Why today? Lester Flatt — a huge contributor to the creation of bluegrass music and frontman for the genre’s most successful band in its first 20 years — died on this date in 1979.

About the record: Columbia 4-21412, recorded Jan. 23, 1955, at the Castle Studio in downtown Nashville. Released on June 20 that year. First LP appearance was on Flatt & Scruggs: The Golden Era, Rounder SS 05, released in 1978.

Few who aren’t true-blue bluegrassers appreciate the contributions of the great Lester Flatt. He was the closest thing Bill Monroe had to a right-hand man in that Blue Grass Boys Band of the mid-1940s, the one that eventually lent its name to the driving, jazzy form of country music it invented. He wrote so many songs in the canon of classic bluegrass, including “Little Cabin Home On The Hill,” “Sweetheart, You Done Me Wrong,” “(I’m) Head Over Heels In Love With You,” “Blue Ridge Cabin Home” and “Crying My Heart Out Over You.” He provided solid rhythm on the guitar and, although he didn’t invent it, he perfected the lick that bears his name: the Lester Flatt G-Run.

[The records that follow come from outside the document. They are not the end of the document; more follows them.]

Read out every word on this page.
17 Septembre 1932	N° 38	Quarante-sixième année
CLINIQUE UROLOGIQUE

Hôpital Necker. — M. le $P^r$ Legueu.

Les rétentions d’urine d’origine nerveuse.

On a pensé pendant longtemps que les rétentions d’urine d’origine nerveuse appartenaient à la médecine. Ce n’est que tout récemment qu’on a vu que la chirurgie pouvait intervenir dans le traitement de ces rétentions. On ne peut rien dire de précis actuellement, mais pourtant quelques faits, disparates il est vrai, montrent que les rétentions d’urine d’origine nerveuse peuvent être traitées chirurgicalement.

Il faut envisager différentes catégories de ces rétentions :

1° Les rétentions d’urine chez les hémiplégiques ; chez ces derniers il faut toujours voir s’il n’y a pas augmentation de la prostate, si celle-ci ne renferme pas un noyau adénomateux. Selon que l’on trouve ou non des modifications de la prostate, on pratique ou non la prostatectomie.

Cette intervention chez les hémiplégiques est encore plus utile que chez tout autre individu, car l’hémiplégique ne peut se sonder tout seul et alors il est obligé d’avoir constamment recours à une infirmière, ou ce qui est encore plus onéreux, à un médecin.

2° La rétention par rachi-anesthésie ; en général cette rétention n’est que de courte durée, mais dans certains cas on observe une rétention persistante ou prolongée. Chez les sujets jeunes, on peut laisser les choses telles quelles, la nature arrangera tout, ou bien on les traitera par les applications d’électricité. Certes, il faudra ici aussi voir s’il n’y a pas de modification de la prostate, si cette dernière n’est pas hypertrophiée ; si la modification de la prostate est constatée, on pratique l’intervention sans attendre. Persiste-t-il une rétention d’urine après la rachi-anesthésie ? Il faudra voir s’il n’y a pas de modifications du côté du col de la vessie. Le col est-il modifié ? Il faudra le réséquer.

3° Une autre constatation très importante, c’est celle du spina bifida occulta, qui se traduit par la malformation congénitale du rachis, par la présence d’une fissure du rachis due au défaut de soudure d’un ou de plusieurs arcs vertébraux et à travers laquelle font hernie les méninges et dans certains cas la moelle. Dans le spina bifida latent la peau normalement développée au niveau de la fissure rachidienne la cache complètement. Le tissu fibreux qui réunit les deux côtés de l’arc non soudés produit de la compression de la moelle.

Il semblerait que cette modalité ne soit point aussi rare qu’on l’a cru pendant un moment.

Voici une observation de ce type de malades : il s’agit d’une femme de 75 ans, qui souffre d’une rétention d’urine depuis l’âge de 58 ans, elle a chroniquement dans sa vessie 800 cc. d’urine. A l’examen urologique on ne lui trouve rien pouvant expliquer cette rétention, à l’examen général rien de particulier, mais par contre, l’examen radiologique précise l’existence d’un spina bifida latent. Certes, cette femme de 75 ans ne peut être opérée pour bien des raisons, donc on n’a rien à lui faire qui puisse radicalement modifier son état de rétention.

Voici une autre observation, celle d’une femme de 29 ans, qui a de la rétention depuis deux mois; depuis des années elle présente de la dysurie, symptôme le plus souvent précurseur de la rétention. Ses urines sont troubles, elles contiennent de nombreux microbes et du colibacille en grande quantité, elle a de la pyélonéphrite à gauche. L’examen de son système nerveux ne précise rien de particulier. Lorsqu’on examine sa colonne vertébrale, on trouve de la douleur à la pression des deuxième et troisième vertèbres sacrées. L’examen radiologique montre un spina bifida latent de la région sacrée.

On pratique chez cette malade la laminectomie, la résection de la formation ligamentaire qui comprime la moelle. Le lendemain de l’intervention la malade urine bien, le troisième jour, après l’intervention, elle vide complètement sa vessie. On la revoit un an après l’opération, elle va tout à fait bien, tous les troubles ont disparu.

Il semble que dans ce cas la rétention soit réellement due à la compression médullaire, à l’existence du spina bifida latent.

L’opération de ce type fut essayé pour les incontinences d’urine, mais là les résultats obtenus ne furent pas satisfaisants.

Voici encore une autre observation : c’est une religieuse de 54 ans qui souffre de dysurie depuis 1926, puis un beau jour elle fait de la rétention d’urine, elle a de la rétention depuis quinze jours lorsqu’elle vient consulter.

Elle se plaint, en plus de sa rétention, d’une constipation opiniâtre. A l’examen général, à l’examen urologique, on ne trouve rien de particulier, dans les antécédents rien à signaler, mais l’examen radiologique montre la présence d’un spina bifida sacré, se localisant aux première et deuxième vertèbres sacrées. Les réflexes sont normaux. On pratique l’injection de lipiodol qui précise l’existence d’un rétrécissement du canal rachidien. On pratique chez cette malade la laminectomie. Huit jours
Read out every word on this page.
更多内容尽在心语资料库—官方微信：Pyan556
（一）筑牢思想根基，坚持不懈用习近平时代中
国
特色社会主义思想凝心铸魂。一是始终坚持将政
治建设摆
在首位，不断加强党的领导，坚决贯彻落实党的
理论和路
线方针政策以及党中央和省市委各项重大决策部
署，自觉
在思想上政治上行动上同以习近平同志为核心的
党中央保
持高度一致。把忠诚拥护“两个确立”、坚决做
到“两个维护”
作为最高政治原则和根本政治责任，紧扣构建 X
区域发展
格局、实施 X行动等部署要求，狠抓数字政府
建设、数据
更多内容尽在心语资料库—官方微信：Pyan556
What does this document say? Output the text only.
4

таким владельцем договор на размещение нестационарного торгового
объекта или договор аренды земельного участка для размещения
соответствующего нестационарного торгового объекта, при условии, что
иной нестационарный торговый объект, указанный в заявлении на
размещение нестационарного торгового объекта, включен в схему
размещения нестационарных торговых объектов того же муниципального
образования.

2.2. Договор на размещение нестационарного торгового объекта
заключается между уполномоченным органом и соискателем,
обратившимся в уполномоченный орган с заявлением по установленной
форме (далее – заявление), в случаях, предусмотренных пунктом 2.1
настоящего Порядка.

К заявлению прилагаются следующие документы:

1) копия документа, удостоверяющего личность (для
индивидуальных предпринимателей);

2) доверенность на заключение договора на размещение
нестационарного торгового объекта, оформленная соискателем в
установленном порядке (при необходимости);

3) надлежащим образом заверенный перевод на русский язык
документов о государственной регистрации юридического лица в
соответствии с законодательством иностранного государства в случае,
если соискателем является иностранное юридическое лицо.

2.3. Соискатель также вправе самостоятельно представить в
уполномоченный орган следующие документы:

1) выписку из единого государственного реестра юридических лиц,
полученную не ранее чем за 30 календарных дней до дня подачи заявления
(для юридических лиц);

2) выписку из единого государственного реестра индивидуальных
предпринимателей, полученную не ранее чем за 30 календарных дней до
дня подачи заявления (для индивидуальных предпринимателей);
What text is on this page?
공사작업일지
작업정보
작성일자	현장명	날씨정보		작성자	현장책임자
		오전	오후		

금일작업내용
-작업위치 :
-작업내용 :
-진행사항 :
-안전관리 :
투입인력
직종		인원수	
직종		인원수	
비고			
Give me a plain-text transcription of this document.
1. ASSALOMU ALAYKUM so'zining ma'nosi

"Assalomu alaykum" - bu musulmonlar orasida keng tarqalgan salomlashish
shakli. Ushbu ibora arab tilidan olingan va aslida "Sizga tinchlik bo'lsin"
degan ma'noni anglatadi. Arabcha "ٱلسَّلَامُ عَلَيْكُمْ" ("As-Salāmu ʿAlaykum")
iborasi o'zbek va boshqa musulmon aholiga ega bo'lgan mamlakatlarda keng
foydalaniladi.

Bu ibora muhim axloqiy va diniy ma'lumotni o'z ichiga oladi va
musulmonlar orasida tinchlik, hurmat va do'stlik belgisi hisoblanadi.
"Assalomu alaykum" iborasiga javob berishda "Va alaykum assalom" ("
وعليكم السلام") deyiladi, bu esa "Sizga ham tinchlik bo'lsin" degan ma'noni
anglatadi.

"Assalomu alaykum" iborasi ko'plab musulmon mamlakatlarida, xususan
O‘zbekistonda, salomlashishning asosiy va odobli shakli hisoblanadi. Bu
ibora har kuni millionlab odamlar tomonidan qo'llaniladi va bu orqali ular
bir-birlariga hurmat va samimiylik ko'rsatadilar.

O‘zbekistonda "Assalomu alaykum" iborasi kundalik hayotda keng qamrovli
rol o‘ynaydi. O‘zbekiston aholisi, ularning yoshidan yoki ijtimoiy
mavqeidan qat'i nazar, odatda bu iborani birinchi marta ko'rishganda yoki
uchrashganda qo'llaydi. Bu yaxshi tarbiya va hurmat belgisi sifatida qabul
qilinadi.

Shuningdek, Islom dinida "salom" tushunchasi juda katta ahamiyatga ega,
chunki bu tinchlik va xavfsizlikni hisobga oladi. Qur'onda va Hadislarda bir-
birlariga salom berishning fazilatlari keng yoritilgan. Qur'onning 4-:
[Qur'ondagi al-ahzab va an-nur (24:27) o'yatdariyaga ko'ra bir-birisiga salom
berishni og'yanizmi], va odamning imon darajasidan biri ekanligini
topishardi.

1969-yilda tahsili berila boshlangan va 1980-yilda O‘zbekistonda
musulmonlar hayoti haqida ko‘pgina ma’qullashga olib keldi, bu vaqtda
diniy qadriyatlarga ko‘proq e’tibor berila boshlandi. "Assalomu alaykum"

As a singer, he had great range and a distinctive style. It’s exhibited here on a racy song for its time — one that WSM Radio wouldn’t play on the air because of the suggestive “you’ve been a-steppin’, so they say, between midnight and day” lyric. Listen to how he stretches and pitch-bends that word “day.” Good stuff.

About the artists: Lester Flatt and Earl Scruggs were inducted into the Country Music Hall of Fame in 1985, and they along with former boss Bill Monroe were the inaugural members of the International Bluegrass Music Association’s Bluegrass Hall of Fame. The IBMA Web site has a good synopsis of Flatt’s career.